Guasave, Sin.- Sin titubear Adriana asegura cuando tienes un hijo que fue desaparecido no hay absolutamente nada que festejar el Día de Las Madres por el contrario es tal vez la fecha más dolorosa del año.
La integrante de la colectivo de búsqueda de Las Rastreadoras de El Fuerte extensión Guasave lamenta que mucha gente no alcanza a entender el sufrimiento que llevan por dentro al no saber nada de sus vástagos, si todavía viven o ya no y reciben críticas cuando este Día de Las Madres no puedan pasarlo como el resto de las progenitoras.
“Nosotras en realidad no tenemos nada que festejar porque nos faltan nuestros hijos entonces para que la gente haga conciencia de que nosotras en realidad no tenemos nada que festejar, mucha gente que nos critica, cómo no puedes estar en una reunión, si nos duele, desgraciadamente a la gente hasta que no les pasa entienden”, explicó.

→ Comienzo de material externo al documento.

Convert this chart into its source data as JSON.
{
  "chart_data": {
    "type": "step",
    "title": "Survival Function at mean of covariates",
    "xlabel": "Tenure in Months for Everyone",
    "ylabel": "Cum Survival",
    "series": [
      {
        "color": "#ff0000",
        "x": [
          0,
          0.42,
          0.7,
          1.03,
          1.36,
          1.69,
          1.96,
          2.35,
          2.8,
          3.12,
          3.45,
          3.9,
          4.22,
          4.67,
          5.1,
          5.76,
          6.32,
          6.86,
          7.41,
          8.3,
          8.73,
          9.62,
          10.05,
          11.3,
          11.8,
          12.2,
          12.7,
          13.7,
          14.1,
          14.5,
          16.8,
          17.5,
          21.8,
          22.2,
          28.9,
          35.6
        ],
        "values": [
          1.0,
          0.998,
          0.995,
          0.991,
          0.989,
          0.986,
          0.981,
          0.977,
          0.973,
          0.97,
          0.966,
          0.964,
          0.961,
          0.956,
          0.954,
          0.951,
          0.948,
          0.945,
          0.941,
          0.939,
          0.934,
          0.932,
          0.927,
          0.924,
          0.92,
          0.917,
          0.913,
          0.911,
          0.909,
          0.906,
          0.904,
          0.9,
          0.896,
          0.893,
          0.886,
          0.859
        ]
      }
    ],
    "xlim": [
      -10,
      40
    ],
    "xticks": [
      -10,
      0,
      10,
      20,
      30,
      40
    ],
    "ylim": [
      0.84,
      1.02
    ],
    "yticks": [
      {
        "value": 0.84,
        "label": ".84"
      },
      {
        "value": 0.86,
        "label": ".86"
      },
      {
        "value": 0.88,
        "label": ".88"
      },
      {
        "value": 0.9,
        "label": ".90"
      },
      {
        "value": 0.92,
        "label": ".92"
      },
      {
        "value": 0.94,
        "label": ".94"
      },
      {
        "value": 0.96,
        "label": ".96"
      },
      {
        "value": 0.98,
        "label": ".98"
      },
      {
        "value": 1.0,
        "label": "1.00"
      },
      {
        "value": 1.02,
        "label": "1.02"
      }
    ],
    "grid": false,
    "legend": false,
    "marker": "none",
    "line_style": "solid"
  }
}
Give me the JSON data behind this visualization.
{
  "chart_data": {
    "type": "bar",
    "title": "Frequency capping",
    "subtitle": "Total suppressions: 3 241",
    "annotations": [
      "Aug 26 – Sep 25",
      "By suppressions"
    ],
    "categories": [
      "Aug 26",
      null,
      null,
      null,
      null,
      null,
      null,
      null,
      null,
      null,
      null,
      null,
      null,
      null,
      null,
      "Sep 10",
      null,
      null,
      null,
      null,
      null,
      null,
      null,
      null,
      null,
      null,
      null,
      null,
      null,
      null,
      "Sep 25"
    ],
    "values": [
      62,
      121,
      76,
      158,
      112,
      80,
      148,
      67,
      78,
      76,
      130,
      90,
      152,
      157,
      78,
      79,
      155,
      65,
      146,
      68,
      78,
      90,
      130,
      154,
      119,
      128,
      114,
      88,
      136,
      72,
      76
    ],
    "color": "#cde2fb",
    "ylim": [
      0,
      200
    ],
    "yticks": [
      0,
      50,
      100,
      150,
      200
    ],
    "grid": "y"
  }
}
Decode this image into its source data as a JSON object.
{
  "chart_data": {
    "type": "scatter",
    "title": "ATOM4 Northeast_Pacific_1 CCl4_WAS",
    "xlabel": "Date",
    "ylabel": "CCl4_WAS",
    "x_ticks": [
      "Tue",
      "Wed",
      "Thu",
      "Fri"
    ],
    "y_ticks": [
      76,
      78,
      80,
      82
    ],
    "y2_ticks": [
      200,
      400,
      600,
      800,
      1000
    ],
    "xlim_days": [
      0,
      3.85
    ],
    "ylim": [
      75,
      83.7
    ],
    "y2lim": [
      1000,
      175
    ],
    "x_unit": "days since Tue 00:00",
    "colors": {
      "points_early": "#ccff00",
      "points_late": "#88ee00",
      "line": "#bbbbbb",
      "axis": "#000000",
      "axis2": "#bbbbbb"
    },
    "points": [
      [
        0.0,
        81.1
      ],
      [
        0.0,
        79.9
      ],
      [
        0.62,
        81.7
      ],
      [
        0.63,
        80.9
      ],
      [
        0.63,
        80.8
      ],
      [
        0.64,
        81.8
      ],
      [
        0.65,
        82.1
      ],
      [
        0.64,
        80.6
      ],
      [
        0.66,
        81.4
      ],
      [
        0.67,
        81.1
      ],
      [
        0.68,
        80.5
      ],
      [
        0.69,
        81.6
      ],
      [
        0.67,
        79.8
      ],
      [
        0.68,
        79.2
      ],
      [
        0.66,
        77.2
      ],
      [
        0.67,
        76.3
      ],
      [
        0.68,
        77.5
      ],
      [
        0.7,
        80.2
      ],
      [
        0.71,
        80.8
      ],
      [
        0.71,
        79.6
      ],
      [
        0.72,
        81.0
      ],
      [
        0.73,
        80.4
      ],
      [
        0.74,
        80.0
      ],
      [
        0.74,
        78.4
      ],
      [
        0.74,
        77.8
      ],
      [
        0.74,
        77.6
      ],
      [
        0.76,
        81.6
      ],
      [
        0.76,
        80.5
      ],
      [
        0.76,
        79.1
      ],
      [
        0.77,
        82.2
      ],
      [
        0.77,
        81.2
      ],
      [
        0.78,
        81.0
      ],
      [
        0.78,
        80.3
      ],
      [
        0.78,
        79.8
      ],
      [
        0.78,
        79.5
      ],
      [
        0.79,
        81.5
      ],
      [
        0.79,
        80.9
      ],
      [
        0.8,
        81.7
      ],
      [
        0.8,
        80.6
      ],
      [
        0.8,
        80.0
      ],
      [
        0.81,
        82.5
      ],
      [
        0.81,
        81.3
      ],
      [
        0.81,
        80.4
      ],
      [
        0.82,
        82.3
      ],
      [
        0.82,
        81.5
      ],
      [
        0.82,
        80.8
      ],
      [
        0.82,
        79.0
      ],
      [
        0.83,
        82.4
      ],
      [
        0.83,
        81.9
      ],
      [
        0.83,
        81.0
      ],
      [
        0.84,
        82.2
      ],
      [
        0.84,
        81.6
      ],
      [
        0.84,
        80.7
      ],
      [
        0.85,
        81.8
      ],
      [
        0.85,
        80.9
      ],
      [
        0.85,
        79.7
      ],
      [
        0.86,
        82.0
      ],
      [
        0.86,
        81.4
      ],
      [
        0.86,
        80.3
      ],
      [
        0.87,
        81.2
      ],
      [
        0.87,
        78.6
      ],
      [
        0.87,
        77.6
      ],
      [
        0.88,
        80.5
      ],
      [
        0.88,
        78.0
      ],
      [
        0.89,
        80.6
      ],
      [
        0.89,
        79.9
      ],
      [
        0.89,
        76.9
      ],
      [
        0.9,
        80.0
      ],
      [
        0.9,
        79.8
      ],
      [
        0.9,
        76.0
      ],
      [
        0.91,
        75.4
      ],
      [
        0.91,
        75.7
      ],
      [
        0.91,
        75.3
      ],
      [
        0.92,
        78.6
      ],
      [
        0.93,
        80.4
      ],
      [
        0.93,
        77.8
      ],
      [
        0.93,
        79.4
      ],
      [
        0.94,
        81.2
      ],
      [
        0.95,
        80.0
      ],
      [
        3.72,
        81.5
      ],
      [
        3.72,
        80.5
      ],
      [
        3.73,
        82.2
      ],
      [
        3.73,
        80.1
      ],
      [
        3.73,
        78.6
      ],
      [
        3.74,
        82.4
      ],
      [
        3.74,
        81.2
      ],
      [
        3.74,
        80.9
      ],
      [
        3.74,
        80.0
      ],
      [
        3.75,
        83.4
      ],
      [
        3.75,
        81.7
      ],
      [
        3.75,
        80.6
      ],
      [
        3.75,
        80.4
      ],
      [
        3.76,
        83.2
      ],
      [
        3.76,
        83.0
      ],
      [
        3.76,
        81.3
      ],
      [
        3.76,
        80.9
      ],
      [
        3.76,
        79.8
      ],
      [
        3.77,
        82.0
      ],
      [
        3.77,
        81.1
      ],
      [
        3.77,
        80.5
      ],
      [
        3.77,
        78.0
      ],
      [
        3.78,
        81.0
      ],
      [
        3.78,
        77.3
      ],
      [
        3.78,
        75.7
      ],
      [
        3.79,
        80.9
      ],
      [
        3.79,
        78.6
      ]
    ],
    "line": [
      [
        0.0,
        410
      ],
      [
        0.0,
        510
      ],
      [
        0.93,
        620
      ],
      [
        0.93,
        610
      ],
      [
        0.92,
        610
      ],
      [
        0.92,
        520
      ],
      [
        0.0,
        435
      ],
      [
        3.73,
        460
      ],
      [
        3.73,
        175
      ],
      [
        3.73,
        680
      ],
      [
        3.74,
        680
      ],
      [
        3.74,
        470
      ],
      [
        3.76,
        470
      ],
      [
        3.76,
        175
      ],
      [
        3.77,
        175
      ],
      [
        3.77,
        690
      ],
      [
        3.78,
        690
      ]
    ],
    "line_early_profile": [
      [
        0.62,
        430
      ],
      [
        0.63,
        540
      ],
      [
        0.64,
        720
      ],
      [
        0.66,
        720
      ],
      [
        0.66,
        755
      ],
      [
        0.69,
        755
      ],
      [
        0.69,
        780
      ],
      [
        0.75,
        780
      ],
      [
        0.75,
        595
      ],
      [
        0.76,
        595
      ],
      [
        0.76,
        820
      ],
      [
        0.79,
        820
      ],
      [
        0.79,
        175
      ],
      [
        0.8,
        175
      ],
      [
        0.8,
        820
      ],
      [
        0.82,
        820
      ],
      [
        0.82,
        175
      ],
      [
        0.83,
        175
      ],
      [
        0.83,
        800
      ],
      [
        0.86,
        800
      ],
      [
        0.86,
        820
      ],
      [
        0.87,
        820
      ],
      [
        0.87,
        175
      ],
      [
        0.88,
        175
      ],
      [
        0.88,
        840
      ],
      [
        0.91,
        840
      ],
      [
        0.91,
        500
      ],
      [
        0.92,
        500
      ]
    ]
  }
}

Este domingo en lugar de pasar un día de parabienes para las mujeres con hijos desaparecidos son tal vez las 24 horas más dolorosas del año pues mientras la mayoría se encuentra de festejo en ellas el sentimiento de no saber nada de sus “tesoros” se acrecienta más el 10 de mayo
La última vez que Adriana vio a su hijo Juan Antonio Villegas Villanueva fue el 27 de enero de 2016 cuando en ese entonces tenía 20 años y a partir de ese momento ha vivido el calvario de no saber que fue lo que le pasó, si sigue con vida y se encuentra en otro lado, pero la zozobra la tiene viviendo una penitencia que justo el Día de las Madres la siente más profunda, por eso asegura que no hay nada que festejar.
Ella y otro reducido número de integrantes de Las Rastreadoras extensión Guasave salieron unos pocos minutos a realizar una manifestación silenciosa en el crucero del bulevar 16 de Septiembre y la carretera Internacional México 15 a pesar de la contingencia sanitaria, pues quieren mover un poco las fibras de la gente y que se sensibilicen cuando menos un poco con su sufrimiento.
El año pasado el colectivo realizó una marcha silenciosa que culminó en las instalaciones de la Fiscalía General del Estado para exigir justicia y apoyo para encontrar a sus hijos desaparecidos, pero este año ni siquiera eso pudieron hacer por la emergencia del COVID-19.